Santo Domingo.- A un año del fallecimiento del papa Francisco, ocurrido el 21 de abril de 2025 a los 88 años en la Casa Santa Marta, la Iglesia católica continúa bajo la influencia de un pontificado que transformó su discurso, sus prioridades internas y su relación con el mundo contemporáneo.
Jorge Mario Bergoglio, primer pontífice latinoamericano y jesuita, asumió el liderazgo de la Iglesia en marzo de 2013 con una visión orientada a una institución más cercana, menos rígida y con mayor enfoque en problemáticas sociales como la pobreza, la migración y la crisis climática.
Durante su pontificado, impulsó una reforma significativa de la Curia Romana, con el propósito de fortalecer la transparencia y eficiencia administrativa del Vaticano, así como promover una mayor descentralización del poder eclesial.

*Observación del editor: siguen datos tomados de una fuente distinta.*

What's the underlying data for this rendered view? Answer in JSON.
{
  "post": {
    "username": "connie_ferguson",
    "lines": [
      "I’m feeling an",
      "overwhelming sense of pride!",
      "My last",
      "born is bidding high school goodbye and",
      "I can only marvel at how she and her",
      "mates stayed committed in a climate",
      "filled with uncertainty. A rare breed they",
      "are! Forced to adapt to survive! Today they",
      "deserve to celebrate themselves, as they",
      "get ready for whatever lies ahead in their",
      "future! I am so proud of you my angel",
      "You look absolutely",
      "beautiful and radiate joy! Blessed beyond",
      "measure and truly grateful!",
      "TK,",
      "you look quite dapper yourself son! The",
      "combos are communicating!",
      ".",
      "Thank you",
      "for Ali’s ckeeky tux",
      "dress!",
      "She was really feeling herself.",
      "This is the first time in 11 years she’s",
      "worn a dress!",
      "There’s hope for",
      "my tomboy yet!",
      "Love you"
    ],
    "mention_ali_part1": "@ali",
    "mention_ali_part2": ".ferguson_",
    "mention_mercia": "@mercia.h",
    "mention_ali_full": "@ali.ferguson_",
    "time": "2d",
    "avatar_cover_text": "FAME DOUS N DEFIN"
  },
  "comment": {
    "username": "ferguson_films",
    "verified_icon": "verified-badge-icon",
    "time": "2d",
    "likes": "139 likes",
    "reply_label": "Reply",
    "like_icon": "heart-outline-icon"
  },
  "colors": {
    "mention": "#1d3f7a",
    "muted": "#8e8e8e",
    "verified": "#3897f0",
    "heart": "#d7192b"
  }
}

Su pensamiento quedó reflejado en documentos clave como Laudato si’ y Fratelli tutti, donde abordó temas como la responsabilidad ambiental, la fraternidad y la justicia social, consolidando su impacto más allá del ámbito religioso.
El pontificado también estuvo marcado por su apertura hacia sectores históricamente marginados, lo que generó debates y tensiones dentro de la propia Iglesia, especialmente entre corrientes conservadoras.
En cuanto al manejo de los casos de abuso sexual en el clero, promovió mecanismos de investigación y sanción, aunque diversos análisis señalan que los avances enfrentaron resistencias internas.
IMPACTO EN AMÉRICA LATINA
El legado de Francisco tuvo una relevancia especial en la región latinoamericana, destacándose la canonización de figuras como José Gregorio Hernández y Carmen Rendiles, autorizadas durante los últimos meses de su vida.
Estos hechos marcaron un momento significativo para la Iglesia en América Latina y fortalecieron su vínculo con la región.
UN PAPADO MARCADO POR LA AUSTERIDAD
En el plano simbólico, el papa Francisco rompió con tradiciones de lujo asociadas al cargo, optando por un estilo de vida austero, reflejado en su decisión de residir en la Casa Santa Marta en lugar del Palacio Apostólico.
Su enfoque pastoral y su cercanía con la gente redefinieron la forma de ejercer el papado, proyectando una imagen más sencilla y accesible.
UN LEGADO QUE CONTINÚA
A un año de su fallecimiento, las reformas impulsadas por el papa Francisco, sus posturas frente a los desafíos sociales y su estilo de liderazgo continúan influyendo en la Iglesia católica.
Su pontificado dejó abierta una reflexión que sigue vigente: hasta qué punto puede transformarse la Iglesia sin perder su esencia y tradición.